There is a "sports mode" for using a fast shutter speed to photograph fast-moving objects, so I've been trying to do this to keep from having blurry fish. However, when I'm in this mode, the screen is so dark that I can't see anything! Why does it do that? It's extremely frustrating. I also don't know if I want macro on or off, or if I want continuous focus on, or if I want Center autofocus or Multi autofocus, or if I want spot metering or multi metering, or if I should mess with the EV settings........

Can someone please point me in the right direction?


----------



## Guest (Apr 4, 2004)

> quote:
> 
> Originally posted by jread:
> There is a "sports mode" for using a fast shutter speed to photograph fast-moving objects, so I've been trying to do this to keep from having blurry fish. However, when I'm in this mode, the screen is so dark that I can't see anything! Why does it do that? It's extremely frustrating.
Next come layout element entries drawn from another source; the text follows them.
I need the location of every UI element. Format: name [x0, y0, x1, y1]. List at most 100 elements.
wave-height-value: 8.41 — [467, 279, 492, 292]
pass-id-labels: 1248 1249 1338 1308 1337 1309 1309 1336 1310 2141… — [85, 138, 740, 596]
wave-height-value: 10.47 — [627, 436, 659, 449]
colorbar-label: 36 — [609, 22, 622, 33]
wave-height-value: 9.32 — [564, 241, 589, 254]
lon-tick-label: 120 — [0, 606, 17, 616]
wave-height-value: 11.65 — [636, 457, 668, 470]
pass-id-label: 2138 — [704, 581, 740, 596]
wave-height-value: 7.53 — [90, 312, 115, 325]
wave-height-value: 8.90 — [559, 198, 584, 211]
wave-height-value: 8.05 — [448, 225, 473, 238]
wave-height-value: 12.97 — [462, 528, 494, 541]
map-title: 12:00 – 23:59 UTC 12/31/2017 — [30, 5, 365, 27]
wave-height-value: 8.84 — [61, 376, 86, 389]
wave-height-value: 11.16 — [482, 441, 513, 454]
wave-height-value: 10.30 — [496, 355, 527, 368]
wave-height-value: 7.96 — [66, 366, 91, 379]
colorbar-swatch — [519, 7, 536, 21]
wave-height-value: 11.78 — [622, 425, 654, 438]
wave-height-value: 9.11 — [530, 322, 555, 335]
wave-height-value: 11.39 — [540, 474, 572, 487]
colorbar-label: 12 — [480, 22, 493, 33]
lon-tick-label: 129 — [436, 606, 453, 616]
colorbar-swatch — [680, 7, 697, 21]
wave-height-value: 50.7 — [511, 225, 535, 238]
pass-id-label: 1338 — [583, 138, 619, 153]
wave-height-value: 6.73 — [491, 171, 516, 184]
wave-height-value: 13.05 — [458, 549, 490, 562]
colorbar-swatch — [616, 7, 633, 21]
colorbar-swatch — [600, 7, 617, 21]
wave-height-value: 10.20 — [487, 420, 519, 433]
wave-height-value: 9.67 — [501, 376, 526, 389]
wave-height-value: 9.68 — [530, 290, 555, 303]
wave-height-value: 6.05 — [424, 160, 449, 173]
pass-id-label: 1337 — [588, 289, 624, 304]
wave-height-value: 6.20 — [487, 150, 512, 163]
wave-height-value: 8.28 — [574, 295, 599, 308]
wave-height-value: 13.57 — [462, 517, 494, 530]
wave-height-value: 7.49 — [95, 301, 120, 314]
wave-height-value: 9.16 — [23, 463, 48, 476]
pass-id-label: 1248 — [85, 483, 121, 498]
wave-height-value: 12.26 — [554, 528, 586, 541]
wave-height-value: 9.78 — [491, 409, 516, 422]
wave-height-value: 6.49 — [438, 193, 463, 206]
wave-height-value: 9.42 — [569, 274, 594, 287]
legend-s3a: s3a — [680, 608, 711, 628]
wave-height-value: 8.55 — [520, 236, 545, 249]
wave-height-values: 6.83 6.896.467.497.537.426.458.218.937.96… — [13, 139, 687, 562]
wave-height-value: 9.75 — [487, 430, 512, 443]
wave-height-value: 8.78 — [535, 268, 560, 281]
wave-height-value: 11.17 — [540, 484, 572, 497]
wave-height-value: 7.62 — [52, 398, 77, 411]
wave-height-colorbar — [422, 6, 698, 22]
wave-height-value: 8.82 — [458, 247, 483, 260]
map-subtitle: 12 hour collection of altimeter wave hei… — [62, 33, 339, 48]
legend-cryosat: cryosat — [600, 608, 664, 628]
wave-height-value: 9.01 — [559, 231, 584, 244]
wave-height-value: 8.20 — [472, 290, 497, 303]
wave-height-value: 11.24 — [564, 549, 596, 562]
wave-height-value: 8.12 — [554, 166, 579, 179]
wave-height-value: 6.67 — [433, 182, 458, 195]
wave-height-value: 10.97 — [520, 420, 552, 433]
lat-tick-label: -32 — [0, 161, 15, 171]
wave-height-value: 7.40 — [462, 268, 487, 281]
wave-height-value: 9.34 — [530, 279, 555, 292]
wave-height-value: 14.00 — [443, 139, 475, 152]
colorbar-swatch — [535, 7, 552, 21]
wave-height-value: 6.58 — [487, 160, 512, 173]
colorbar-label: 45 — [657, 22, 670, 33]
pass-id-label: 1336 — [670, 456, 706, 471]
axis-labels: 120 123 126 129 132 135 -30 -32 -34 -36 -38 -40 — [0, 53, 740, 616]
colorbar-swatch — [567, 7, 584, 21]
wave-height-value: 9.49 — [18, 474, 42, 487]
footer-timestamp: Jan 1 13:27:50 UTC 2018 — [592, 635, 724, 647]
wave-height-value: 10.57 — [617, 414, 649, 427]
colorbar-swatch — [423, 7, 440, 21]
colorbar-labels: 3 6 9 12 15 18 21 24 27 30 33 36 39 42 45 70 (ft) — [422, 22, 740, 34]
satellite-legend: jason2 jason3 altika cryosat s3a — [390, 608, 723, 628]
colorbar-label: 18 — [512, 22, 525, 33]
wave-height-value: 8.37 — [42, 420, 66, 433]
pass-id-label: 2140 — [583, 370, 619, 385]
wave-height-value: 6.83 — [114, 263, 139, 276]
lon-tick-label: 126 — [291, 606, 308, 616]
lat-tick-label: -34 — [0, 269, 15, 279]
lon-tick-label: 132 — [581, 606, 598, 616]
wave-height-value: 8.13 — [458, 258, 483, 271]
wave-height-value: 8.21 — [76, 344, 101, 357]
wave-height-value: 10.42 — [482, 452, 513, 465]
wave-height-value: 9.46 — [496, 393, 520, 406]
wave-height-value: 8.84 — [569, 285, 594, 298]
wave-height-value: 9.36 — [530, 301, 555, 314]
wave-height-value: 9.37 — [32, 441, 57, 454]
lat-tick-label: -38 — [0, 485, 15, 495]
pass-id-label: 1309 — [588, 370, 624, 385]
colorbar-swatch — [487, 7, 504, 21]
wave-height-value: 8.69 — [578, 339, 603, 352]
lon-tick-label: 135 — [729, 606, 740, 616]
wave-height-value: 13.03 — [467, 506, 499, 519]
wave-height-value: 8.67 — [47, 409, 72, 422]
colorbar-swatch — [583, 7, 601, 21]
Your shutter speed could be high and small aperture low causing not sufficient amount of for the camera. Increase light over the tank, lower shutter speed, make your aperture higher. Again, refer to above links for more detail information.



> quote:
> 
> I also don't know if I want macro on or off


Depends what you are doing. If you are taking pictures of plants, macro will give you nice close up pictures. Taking pictures of fish with macro settings is doable but for more "experienced".



> quote:
> 
> or if I want continuous focus on, or if I want Center autofocus or Multi autofocus, or if I want spot metering or multi metering, or if I should mess with the EV settings


I prefer manual focus. Again, please refer to above links.

Please read througout links on this page. There is a lot of basic tips on how to take good pictures with any camera.

http://aquabotanicwetthumb.infopop.cc/groupee/forums?a=tpc&s=4006090712&f=6876084703&m=5836097023


----------



## hobbydud (Apr 17, 2004)

Why manual focus?

What could go wrong with automatic focus?

Allen.


----------